Lavinya Dergisi
HÜZÜNLÜ SARI VE YOLUN ÇAĞRISINA DAİR
Gülşah DEMİRCİ
“Susup içime döktüğüm cümlelere boğazımdan geçiş yok Parmak uçlarımla konuşuyorum, duyuyor musun?”
Yoldayım… Bulutların küme küme yığıldığı, benzi soluk göğün altında, sararmış yapraklarıyla güzü kuşanmış ağaçların arasında… Önümde kıvrıla kıvrıla uzanan yolun çağrısını duymuşum da kayıtsız kalamayıp düşmüşüm peşine… Tanıdık bir çağrı bu. Tanıdık bir yolculuk. Ama ben, gözlerini kocaman açarak tetikte bekleyen içimdeki çocuktan devşirdiğim bir merakla bakıyorum etrafıma. Sanki o anda yenileniyor her şey. Bakmanın ötesine geçip görmeye başlıyorum.

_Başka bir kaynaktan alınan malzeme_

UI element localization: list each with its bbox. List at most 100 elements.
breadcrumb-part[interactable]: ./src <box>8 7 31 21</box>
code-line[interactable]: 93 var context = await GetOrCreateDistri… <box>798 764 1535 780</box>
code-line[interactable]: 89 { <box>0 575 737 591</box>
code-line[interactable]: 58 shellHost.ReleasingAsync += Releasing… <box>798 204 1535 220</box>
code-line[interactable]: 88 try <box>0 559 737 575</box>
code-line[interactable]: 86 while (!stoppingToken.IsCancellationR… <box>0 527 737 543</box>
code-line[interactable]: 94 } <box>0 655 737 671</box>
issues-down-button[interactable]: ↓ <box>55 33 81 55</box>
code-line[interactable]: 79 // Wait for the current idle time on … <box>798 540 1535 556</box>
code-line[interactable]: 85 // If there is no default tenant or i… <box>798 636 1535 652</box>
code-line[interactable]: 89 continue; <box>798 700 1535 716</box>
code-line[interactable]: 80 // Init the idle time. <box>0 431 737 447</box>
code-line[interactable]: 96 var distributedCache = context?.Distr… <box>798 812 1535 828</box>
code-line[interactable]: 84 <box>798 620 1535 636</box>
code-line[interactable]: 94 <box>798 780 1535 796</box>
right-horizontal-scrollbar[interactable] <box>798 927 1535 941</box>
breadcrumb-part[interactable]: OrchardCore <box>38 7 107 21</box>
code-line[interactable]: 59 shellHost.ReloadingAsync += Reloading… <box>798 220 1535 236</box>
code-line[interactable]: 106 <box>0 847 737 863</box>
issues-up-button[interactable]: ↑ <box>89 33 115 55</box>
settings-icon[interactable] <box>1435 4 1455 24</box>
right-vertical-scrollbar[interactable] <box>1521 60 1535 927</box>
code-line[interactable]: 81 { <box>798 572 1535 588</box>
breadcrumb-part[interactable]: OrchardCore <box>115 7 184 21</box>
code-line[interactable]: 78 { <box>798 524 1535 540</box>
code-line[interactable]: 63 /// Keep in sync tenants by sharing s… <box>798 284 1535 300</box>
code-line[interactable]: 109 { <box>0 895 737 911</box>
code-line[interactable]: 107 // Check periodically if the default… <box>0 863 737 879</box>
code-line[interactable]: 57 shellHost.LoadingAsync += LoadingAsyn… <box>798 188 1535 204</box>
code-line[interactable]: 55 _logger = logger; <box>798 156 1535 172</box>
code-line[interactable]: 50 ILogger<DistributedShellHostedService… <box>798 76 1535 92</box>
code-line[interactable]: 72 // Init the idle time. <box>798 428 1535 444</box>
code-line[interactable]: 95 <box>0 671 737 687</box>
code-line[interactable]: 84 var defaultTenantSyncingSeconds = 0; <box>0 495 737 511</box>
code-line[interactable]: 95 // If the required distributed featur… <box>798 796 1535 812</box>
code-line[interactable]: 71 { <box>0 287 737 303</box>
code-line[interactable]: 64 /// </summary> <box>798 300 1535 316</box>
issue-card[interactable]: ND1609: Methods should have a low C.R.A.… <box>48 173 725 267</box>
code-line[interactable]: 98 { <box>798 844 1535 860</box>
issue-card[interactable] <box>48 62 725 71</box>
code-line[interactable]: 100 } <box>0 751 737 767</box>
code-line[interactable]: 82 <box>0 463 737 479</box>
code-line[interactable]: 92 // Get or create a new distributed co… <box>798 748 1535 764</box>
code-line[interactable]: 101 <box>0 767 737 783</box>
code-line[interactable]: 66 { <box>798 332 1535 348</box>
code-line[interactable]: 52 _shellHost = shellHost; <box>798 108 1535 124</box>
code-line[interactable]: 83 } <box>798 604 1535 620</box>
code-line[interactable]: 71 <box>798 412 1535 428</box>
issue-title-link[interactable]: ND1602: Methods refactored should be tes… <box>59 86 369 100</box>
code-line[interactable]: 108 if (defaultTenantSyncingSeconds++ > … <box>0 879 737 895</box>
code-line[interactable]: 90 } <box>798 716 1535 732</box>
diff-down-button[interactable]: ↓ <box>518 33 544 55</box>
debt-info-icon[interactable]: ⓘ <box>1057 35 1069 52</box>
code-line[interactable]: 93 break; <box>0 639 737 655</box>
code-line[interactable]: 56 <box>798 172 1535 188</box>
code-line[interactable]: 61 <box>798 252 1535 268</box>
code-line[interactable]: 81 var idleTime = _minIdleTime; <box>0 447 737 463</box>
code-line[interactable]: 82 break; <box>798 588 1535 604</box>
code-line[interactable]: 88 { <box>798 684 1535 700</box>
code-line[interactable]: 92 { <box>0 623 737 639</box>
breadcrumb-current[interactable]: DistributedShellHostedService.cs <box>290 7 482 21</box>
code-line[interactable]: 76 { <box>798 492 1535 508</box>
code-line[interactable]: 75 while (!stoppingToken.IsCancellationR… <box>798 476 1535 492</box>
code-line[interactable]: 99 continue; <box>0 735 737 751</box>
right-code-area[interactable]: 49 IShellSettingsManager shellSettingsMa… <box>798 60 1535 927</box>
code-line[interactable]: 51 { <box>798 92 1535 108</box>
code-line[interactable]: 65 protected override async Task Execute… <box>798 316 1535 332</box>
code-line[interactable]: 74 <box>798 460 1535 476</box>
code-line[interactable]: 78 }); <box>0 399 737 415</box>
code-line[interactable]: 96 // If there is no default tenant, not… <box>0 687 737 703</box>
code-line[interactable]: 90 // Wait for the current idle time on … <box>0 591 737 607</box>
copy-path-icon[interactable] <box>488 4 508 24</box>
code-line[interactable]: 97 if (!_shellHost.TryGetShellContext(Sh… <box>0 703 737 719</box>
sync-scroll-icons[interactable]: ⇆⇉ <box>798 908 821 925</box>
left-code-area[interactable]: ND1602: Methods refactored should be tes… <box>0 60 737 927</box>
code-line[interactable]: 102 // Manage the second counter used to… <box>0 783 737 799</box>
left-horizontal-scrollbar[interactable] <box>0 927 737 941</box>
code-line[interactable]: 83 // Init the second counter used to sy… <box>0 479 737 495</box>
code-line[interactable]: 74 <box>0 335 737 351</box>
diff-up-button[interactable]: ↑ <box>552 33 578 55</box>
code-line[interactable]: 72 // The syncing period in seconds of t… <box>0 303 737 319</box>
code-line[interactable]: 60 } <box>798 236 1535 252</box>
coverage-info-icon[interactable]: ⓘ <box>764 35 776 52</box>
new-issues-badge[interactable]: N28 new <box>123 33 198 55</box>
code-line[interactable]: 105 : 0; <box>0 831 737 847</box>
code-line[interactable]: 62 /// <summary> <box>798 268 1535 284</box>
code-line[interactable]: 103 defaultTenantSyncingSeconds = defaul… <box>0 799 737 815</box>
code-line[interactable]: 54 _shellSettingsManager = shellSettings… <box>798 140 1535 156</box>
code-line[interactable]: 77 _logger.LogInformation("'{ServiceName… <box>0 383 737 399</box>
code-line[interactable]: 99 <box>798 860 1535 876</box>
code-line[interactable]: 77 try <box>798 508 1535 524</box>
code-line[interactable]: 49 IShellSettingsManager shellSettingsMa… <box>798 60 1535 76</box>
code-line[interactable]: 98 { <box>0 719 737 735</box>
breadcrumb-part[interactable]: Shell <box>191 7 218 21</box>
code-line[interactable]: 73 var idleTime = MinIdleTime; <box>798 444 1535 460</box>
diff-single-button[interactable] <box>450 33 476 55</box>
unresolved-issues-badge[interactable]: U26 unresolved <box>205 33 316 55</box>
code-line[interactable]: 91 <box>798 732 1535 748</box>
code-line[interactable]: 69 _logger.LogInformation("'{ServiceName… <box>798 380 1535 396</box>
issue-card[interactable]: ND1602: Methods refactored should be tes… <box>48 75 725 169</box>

Hünerli bir ressamın fırçasından damlayan hüzünlü sarıya yüzünü dönmüş dallardaki çoğu yaprak, kimi ise tutunduğu daldan ayrılmış, nemli toprakla çoktan buluşmuş… Sonbaharın son demindeyiz artık. Takvimler de yaprak döküyor nihayetinde. Kasım demek, kapıda bekleyen kışa hazırlık…
Camı açıyorum, ciğerlerime dolan temiz hava başımı döndürüyor biraz. Öyle sert rüzgârlar esmiyor ama. Havada bir durgunluk var. Arabanın içinden yükselen seslere rağmen bir suskunluk… Sol yanımdan geçip giden ağaçlara dalıp gidiyorum bir süre. Aynı ressamın doğa tablosunun içindeyim sanki, fırça darbeleri birbirine karışmış, yeşilden kahverengiye, kahverengiden sarıya… Yine çocuksu bir merakla elimi uzatıp dokunmak istiyorum. Önümdeki renk paletine parmağımı batırmak, çıplak kalan dallara yeni yapraklar boyamak…
Yaprak dökmüş ağaçları gördükçe bir hüzün oturuyor içime. Kalbimin beti benzi atıyor, sarıya dönüyor ritmi. Zihnim söz alıyor, başlıyor konuşmaya. Yitirdiklerimi düşürüyor aklıma, kayıplarımı, savruluşlarımı, kayboluşlarımı biraz da. Hüzün perdesi aralanıyor gözlerimin, bir nem bulutu oturuyor bakışlarıma. Kış, çıkageliyor. Camdan uzattığım avucum üşümeye başlıyor. Parmaklarımın arasında dolaşan rüzgâr, tenime değdikçe ürpertiyor beni. Zamanın da esip gittiğini düşünüyorum bir anlığına. Beni baştan sona ele geçiren bu düşünce yokluğu kazıyor zihnime, oydukça oyuyor içimde açılan boşluğu. Ömür denilen şey nasıl da delik deşik!
Camdan uzattığım elimi sipsivri bir şeye değmişçesine çekiveriyorum içeri. Yaralandım ama kan yok. Avucuma bakıyorum, inceliyorum onu. Yağmalanmış bir ovayı anımsatıyor bana, karalanmış bir kâğıdı ya da… Çizik çizik… Kaç dua yarım kaldı o avuçta? Kaç dokunamayış buz kesti soğukluğunda? Ve kaç tutamayış birikti çizgilerinin arasında? Yapraklarını dökmüş ağaç dalları gibiydi o çizgiler, o an fark ediyorum. Gittikçe avucumun da sarardığını görüyorum. Sol dizimin üzerine düşen bir yaprak oluyor o. Öylece oturuyorum.
Zaman akıp gidiyor. Yol kıvrılarak uzanmaya devam ediyor. Araba, taşlı yolda aynı hızda ilerliyor. Ben ise o sarıda kalıyorum. Kasımın fırçasından damlayan hüzünlü bir sarı bu, biliyorum. Arabanın içinden yükselen sesler kesiliyor bir anda. Duruyoruz. Sarı yapraklarla bezeli mezarlığa varıyoruz. Arabadan inmeye hazırlanıyorum. Kafamı kaldırıp tepe boyunca uzanan mezarlara bakıyorum. Bu tepe, bu taşlar, bu isimler, hepsinin üzerini kuşatan sarılık… Her şey ne kadar da tanıdık! Bulutların yığıldığı göğe açıyorum avuçlarımı: ‘Söyle, şimdi kim temize çekecek bu hüzünlü sarılığı!’